Le petit moment qu’il a fallu à l’autobus pour remonter la colline m’a permis de penser un peu à mon feuilleton policier à Babylone. Je me suis installé confortablement et Babylone m’a envahi l’esprit, comme du sirop d’érable chaud qu’on verse sur des crêpes brûlantes.
… Hmmmmmmmmmmm, c’est bon.
… Hmmmmmmmmmmm, Babylone. Il me fallait un titre pour mon feuilleton.
Comment l’intituler ?
Voyons voir.
Alors j’ai réfléchi aux titres de feuilletons que j’avais vus ces dernières années.
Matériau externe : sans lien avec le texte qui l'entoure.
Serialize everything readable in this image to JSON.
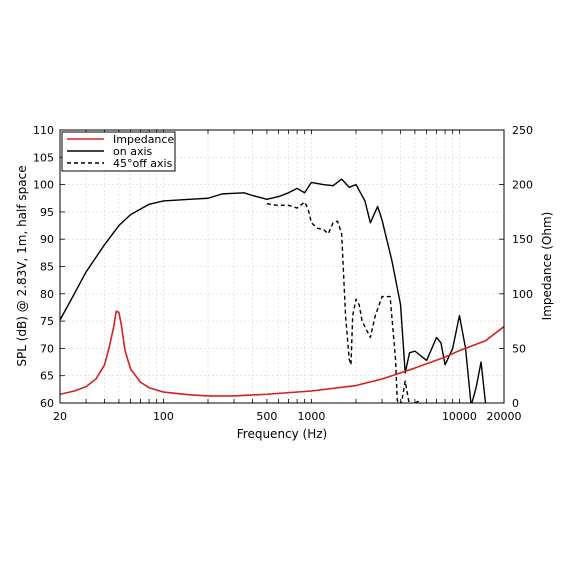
{
  "chart_data": {
    "type": "line",
    "xlabel": "Frequency (Hz)",
    "ylabel": "SPL (dB) @ 2.83V, 1m, half space",
    "y2label": "Impedance (Ohm)",
    "x_scale": "log",
    "xlim": [
      20,
      20000
    ],
    "ylim": [
      60,
      110
    ],
    "y2lim": [
      0,
      250
    ],
    "x_ticks": [
      20,
      100,
      500,
      1000,
      10000,
      20000
    ],
    "x_tick_labels": [
      "20",
      "100",
      "500",
      "1000",
      "10000",
      "20000"
    ],
    "y_ticks": [
      60,
      65,
      70,
      75,
      80,
      85,
      90,
      95,
      100,
      105,
      110
    ],
    "y_tick_labels": [
      "60",
      "65",
      "70",
      "75",
      "80",
      "85",
      "90",
      "95",
      "100",
      "105",
      "110"
    ],
    "y2_ticks": [
      0,
      50,
      100,
      150,
      200,
      250
    ],
    "y2_tick_labels": [
      "0",
      "50",
      "100",
      "150",
      "200",
      "250"
    ],
    "grid": true,
    "legend_position": "top-left",
    "colors": {
      "impedance": "#d62020",
      "on_axis": "#000000",
      "off_axis": "#000000"
    },
    "series": [
      {
        "name": "Impedance",
        "axis": "right",
        "style": "solid",
        "color": "#d62020",
        "x": [
          20,
          25,
          30,
          35,
          40,
          43,
          46,
          48,
          50,
          52,
          55,
          60,
          70,
          80,
          100,
          150,
          200,
          300,
          500,
          1000,
          2000,
          3000,
          5000,
          8000,
          10000,
          15000,
          20000
        ],
        "y": [
          8,
          11,
          15,
          22,
          35,
          51,
          69,
          84,
          83,
          71,
          48,
          31,
          19,
          14,
          10,
          7.5,
          6.5,
          6.5,
          8,
          11,
          16,
          22,
          32,
          42,
          48,
          57,
          70
        ]
      },
      {
        "name": "on axis",
        "axis": "left",
        "style": "solid",
        "color": "#000000",
        "x": [
          20,
          25,
          30,
          40,
          50,
          60,
          80,
          100,
          150,
          200,
          250,
          300,
          350,
          400,
          500,
          600,
          700,
          800,
          900,
          1000,
          1200,
          1400,
          1600,
          1800,
          2000,
          2300,
          2500,
          2800,
          3000,
          3500,
          4000,
          4300,
          4600,
          5000,
          6000,
          7000,
          7500,
          8000,
          9000,
          10000,
          11000,
          12000,
          13000,
          14000,
          15000,
          17000,
          18000,
          19000,
          20000
        ],
        "y": [
          75.2,
          80,
          84,
          89,
          92.5,
          94.5,
          96.4,
          97,
          97.3,
          97.5,
          98.3,
          98.4,
          98.5,
          98,
          97.3,
          97.8,
          98.5,
          99.3,
          98.5,
          100.4,
          100,
          99.8,
          101,
          99.5,
          100,
          97,
          93,
          96,
          93.5,
          86,
          78,
          65.5,
          69.2,
          69.5,
          67.8,
          72,
          71,
          67,
          70,
          76,
          70,
          59.5,
          63,
          67.5,
          60,
          59.5,
          59.5,
          59.8,
          60
        ]
      },
      {
        "name": "45°off axis",
        "axis": "left",
        "style": "dashed",
        "color": "#000000",
        "x": [
          500,
          550,
          600,
          700,
          800,
          900,
          950,
          1000,
          1100,
          1200,
          1300,
          1400,
          1500,
          1600,
          1700,
          1800,
          1850,
          1900,
          2000,
          2100,
          2200,
          2500,
          2700,
          3000,
          3400,
          3700,
          3800,
          4000,
          4300,
          4600,
          5000,
          5500
        ],
        "y": [
          96.5,
          96.3,
          96.2,
          96.2,
          95.7,
          96.8,
          95.5,
          93,
          92,
          91.8,
          91,
          93,
          93.3,
          91,
          76,
          68,
          67,
          76,
          79,
          78,
          75,
          72,
          76,
          79.5,
          79.5,
          68,
          60.5,
          59,
          64,
          59.5,
          60,
          60.5
        ]
      }
    ]
  }
}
Je suis vraiment un passionné de cinéma.
Mandrake le Magicien
Quand rôde le Fantôme
Les Aventures du capitaine Marvel
Le Mystérieux Dr Satan
L’Ombre
Les Tambours de Fu Manchu
et La Griffe de Fer.
Ces titres-là étaient tous bien et pour mon feuilleton il fallait que j’en trouve un qui les vaille. Pendant que le bus montait vers Nob Hill, s’arrêtait à tous les arrêts, laissait monter et descendre des voyageurs, j’ai passé en revue cent titres dans ma tête. Les meilleurs que j’ai trouvés c’était :
L’Horreur du Dr Abdul Forsythe
Les Aventures d’un privé à Babylone
Quand rôdent les Ombres-Robots.
Pas de doute : ça allait être marrant. J’avais le choix entre des quantités de possibilités ; mais il fallait que je fasse attention à ne pas me laisser emballer. Même en essayant de bien maîtriser ma Babylone, j’ai laissé passer deux arrêts après ma station et il a fallu que je refasse le trajet à pied dans l’autre sens.
Il fallait que je me surveille de très près, surtout dans la mesure où j’avais un client, pour ne pas me laisser de nouveau déborder par Babylone.
Richard Brautigan
Un privé à Babylone / 1977
« Nous avons tous une place dans l’histoire. La mienne, c’est les nuages. »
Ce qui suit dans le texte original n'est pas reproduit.